ABBOTT: Software for Windows?

COSTELLO: No. On the computer! I need something I can use to write
proposals, track expenses and run my business. What have you got?

ABBOTT: Office.

COSTELLO: Yeah, for my office. Can you recommend anything?

ABBOTT: I just did.

COSTELLO: You just did what?

ABBOTT: Recommend something.

COSTELLO: You recommended something?

ABBOTT: Yes.

COSTELLO: For my office?

ABBOTT: Yes.

COSTELLO: OK, what did you recommend for my office?

ABBOTT: Office.

COSTELLO: Yes, for my office!

ABBOTT: I recommend Office with Windows.

COSTELLO: I already have an office and it has windows! OK, lets just say,
I'm sitting at my computer and I want to type a my proposal. What do I
need?

ABBOTT: Word.

COSTELLO: What word?

ABBOTT: Word in Office.

COSTELLO: The only word in office is office.

ABBOTT: The Word in Office for Windows.

COSTELLO: Which word in office for windows?

ABBOTT: The Word you get when you click the blue "W."

COSTELLO: I'm going to click your blue "W" if you don't start with some
straight answers.
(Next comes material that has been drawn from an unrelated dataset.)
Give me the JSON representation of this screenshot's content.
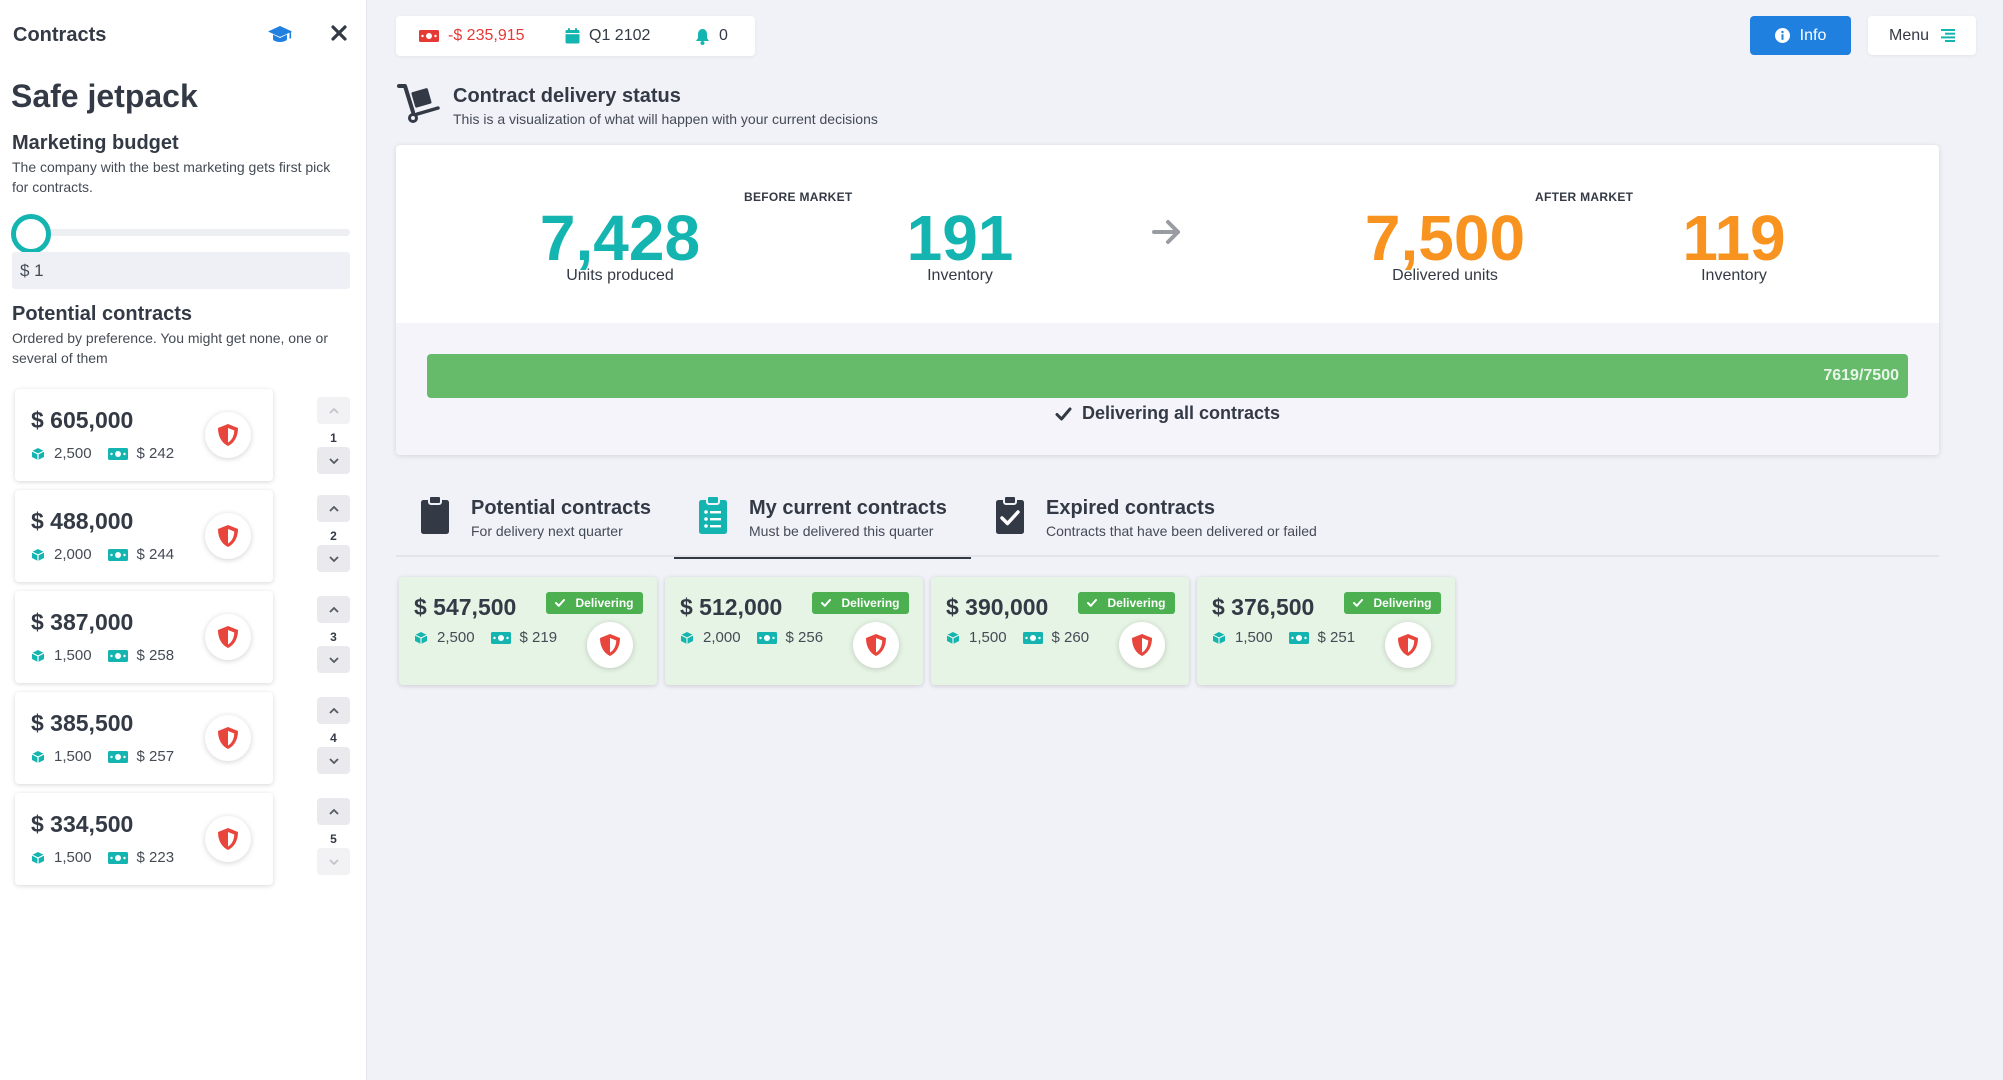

OK, forget that. Can I watch movies on the Internet?

ABBOTT: Yes, you want Real One.

COSTELLO: Maybe a real one, maybe a cartoon. What I watch is none of your
business. Just tell me what I need!

ABBOTT: Real One.

COSTELLO: If its a long movie I also want to see reel 2. 3 & 4. Can I watch
them?

ABBOTT: Of course.

COSTELLO: Great, with what?

ABBOTT: Real One.

COSTELLO; OK, I'm at my computer and I want to watch a movie. What do I do?

ABBOTT: You click the blue "1."

COSTELLO: I click the blue one what?

ABBOTT: The blue "1."

COSTELLO: Is that different from the blue "W"?

ABBOTT: The blue "1" is Real One and the blue "W" is Word.

COSTELLO: What word?

ABBOTT: The Word in Office for Windows.

COSTELLO: But there's three words in "office for windows!"

ABBOTT: No, just one.. But it's the most popular Word in the world.

COSTELLO: It is?

ABBOTT: Yes, but to be fair, there aren't many other Words left. It pretty
much wiped out all the other Words out there.

COSTELLO: And that word is real one?

ABBOTT: Real One has nothing to do with Word. Real One isn't even part of
Office.

COSTELLO: Stop! Don't start that again. What about financial bookkeeping,
you have anything I can track my money with?

ABBOTT: Money.

COSTELLO: That's right. What do you have?

ABBOTT: Money.

COSTELLO: I need money to track my money?

ABBOTT: It comes bundled with your computer.

COSTELLO: What's bundled to my computer?

ABBOTT: Money.

COSTELLO: Money comes with my computer?

ABBOTT: Yes. No extra charge.

COSTELLO: I get a bundle of money with my computer? How much?

ABBOTT: One copy.

COSTELLO: Isn't it illegal to copy money?

ABBOTT: Microsoft gave us a license to copy Money.

COSTELLO: They can give you a license to copy money?

ABBOTT: Why not? THEY OWN IT!

COSTELLO: How do I turn my computer off??

ABBOTT: Click on "START".........


----------



## middie (Mar 24, 2005)

i love abbott and costello!!


----------



## wasabi (Mar 24, 2005)




----------



## DampCharcoal (Mar 24, 2005)

LOL! Awesome, Sierra!  That's a great play on the best comedy routine in history!


----------



## SierraCook (Mar 24, 2005)

I am glad that everyone had enjoyed it. A coworker sent it to me and I could not resist sharing it with all my friends here.


----------



## DampCharcoal (Mar 24, 2005)

I have the original "Who's On First" routine on tape somewhere, I have to dig it up now!


----------



## aussie girl (Mar 24, 2005)

You've definately made my day, SierraCook


----------